• Apple Watch Release Date Nowhere In Sight
    Consumers shouldn’t plan on gifting or getting Apple Watch’s for this year’s holiday season, or even next Valentines Day. Rather, according to The Information, the highly-anticipated gadget might not appear on shelves until well after February, 2015. Make no mistake, this is not all part of Apple’s master plan. Rather, as the The Information reports, “Apple [needs] more time [to work] on the software and the apps.”
  • PC Sales Actually Increased During Back-To-School Season
    While no one’s lining up around block to buy a desktop computer, the domestic PC market managed to grow nearly 3% during the 10 week “Back-to-School” period -- from the week of July 4th through Labor Day week -- according to new NPD Group data. That’s pretty impressive considering that PC sales declined by 2.5% during the same period, last year.
  • Google Refreshes "Currents" News Magazine, Drops Name
    Google Currents -- what you might call the search giant’s own personal Flipboard -- is getting a facelift and some additional features. “The company is also ditching the name ‘Currents’ and renaming the app “Google Play Newsstand’ in keeping with Google’s now-preferred naming scheme where its apps and services begin with ‘Google Play,’” TechCrunch reports. “This change also follows the shift from Google Currents on Android, where the Currents mobile app has now been deprecated … in favor of Google’s own Newsstand service.” 
  • Apple Buys Magazine Publishing Platform Prss
    Apple just bought digital magazine platform maker Prss. The Dutch company’s core app helps people design magazines for Apple's Newsstand and rival magazine platforms. Dutch tech blog iCulture, which first reported the deal, suggested it might be mostly a talent grab for Apple. “As noted by the site, however, Apple could adopt Prss's publishing platform, making it much simpler for people to publish iPad magazines,” Mac Rumors writes. 

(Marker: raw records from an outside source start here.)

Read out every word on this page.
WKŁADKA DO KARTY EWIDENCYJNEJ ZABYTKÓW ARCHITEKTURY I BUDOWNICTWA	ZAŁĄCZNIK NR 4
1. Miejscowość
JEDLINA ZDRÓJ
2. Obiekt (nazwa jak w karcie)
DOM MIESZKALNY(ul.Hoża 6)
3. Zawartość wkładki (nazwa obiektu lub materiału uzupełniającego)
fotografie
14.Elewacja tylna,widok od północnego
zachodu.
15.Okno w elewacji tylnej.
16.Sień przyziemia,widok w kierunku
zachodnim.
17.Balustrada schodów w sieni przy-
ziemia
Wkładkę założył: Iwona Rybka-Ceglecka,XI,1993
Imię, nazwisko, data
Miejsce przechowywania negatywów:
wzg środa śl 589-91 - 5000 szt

  • Branch Metrics Gets $3M To Improve Mobile Apps
    Mobile apps remain a work in progress, and a start-up named Branch Metrics just raised $3 million to address their many shortcomings. “The company has come up with an advanced ‘deep linking’ technology for app developers, which allows for a more powerful means of sharing content from within apps, referring or inviting others to install apps,” TechCrunch reports. “The solution goes beyond the current set of deep linking technologies, which only work successfully when users have the app already installed.” 
  • Ray Ozzie Ready To Reinvent The Phone Call With Talko
    Ray Ozzie, formerly chief software architect at Microsoft, unveiled a new app named Talko, this week. It “lets users conduct and record conversations -- with a focus on making voice calls and messages more accessible, interactive and collaborative,” GeekWire writes. “Features include the ability to tag and bookmark specific moments of a call for easy reference and sharing afterward.” Users can also share additional media during their conversations, like photos and text massagers. 
  • Betaworks Bringing Digg Back To Former Glory
    If you were unaware, Digg has been “revived.” Yes, as Vox reports, the community-driven news aggregator has been slowly returning to its former glory since Betaworks picked it up in 2012 for $500,000. More broadly, “the story of Digg’s comeback -- and the Betaworks strategy overall -- tells us a lot about how the web has matured over the last decade,” according to Vox. “New technologies and business models have taken much of the guesswork out of Web site development, making it possible for the Betaworks team to reinvent Digg in a matter of weeks.” 
  • Gannett Co. Experiments With Virtual Reality
    Though highly experimental, Gannett Co. will soon let readers “experience” some news story via virtual reality. “The project -- produced by Gannett’s digital division and the Des Moines Register -- requires users to wear a futuristic headset called the Oculus Rift,” Poynter reports. “Part of a Register special report on Iowa agriculture, the company’s first virtual reality presentation is a 3-D immersive walking tour of a southwest Iowa family farm.” 
  • The Man Behind The Apple Watch
    CNet takes a look at Kevin Lynch -- the guy in charge of the team behind wearable software at Apple, or what some would simply call the company’s future. Ironically, Lynch came to Apple from Adobe, where he butted heads with Steve Jobs over Flash and its place on Apple’s mobile devices. At the time, the hire inspired “Apple ultra fanboy John Gruber, of the Daring Fireball blog, [to call] Lynch a ‘bozo’ and a ‘bad hire,’” CNet reminds us. Also of note, so secretive is Apple’s corporate culture that Lynch’s wife insisted she didn’t know her husband was working …
  • New Facebook App To Offer "Safe Spaces" For Private Conversations
    Facebook is reportedly working on a new app for private communications between small groups of close friends and family. Codenamed “Moments,” The goal is to make selective sharing to different sets of people much faster than the main Facebook app, which focuses foremost on content rather than audience,” as TechCrunch reports. Sources tell TechCrunch that Moments is a lot like Cluster -- a mobile app that lets users create “safe spaces” for sharing content with small groups.